Global Clean Energy Holdings, working to open a 15,000 b/d RD refinery, and trading house Vitol agreed last week to adjust the terms of a supply and offtake deal singed in June. The initial agreement said that Vitol could exit the agreement if the refinery was not producing at least 5,000 b/d of renewable diesel by the end of October, but that deadline has now been moved to 15 December.
Global Clean Energy told Argus last month that it still has "plans in place to complete the remaining work and start up the facility" despite recently cancelling an agreement with its principal contractor.
Vitol, after an initial three-year term, can now request up to three one-year extensions of the contract, up from two in the initial deal. The agreement, which cleared the way for former business partner ExxonMobil to exit, stipulates that Vitol will be the exclusive supplier of feedstocks to the plant and exclusive marketer of all fuel and environmental attributes.
The revised agreement also says that if Global Clean Energy modifies its credit agreement to allow for more than $330mn in debt financing, then the renewable fuels producer will have to pay Vitol an additional fee that increases as more funds are borrowed. Global Clean Energy declined to clarify whether it had already triggered the obligation to pay Vitol the excess fee, saying that it could not provide more information ahead of filing its quarterly investor report "in the near future."

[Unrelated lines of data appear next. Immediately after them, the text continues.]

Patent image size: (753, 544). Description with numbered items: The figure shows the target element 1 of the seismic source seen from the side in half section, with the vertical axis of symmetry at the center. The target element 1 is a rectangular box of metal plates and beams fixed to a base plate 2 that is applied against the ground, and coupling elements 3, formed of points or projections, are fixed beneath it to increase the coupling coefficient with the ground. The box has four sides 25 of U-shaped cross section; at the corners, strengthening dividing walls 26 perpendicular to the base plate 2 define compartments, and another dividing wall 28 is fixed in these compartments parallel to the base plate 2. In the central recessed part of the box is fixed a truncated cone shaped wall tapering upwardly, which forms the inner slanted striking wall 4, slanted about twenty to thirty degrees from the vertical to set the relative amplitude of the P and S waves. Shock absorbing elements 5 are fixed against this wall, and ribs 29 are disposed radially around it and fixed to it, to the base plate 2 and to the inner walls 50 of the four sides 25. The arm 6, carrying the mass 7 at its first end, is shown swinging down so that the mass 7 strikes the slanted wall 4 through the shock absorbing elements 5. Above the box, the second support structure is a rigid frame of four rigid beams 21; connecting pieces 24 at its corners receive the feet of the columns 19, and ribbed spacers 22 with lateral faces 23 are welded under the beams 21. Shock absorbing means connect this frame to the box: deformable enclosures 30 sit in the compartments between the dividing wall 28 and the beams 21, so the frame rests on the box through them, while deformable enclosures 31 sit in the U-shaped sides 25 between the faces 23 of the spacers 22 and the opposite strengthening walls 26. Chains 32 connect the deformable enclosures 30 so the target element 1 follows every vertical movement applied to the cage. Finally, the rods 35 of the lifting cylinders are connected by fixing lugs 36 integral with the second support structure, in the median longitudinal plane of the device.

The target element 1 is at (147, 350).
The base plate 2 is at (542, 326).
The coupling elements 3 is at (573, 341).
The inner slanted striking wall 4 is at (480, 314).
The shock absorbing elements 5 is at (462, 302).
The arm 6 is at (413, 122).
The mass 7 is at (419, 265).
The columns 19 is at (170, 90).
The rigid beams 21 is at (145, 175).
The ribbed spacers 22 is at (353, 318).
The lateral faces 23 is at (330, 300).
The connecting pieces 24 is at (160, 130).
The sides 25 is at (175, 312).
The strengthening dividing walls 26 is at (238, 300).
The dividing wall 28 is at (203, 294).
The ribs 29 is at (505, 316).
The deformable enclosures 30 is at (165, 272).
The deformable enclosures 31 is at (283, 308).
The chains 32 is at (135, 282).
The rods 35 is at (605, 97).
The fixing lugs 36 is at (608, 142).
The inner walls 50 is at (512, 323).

If the plant begins operations as planned, it will have to contend with a challenging investment environment for biorefineries given recently low environmental credit prices and uncertainty around how president-elect Donald Trump will enforce a new federal clean fuels tax credit.
At the same time, California regulators agreed last week to update the state low-carbon fuel standard, including by setting stricter carbon intensity targets that start next year. The regulatory updates lifted the prices of credits used for program compliance, which are a crucial source of revenue for companies bringing lower-carbon fuels like renewable diesel into the state.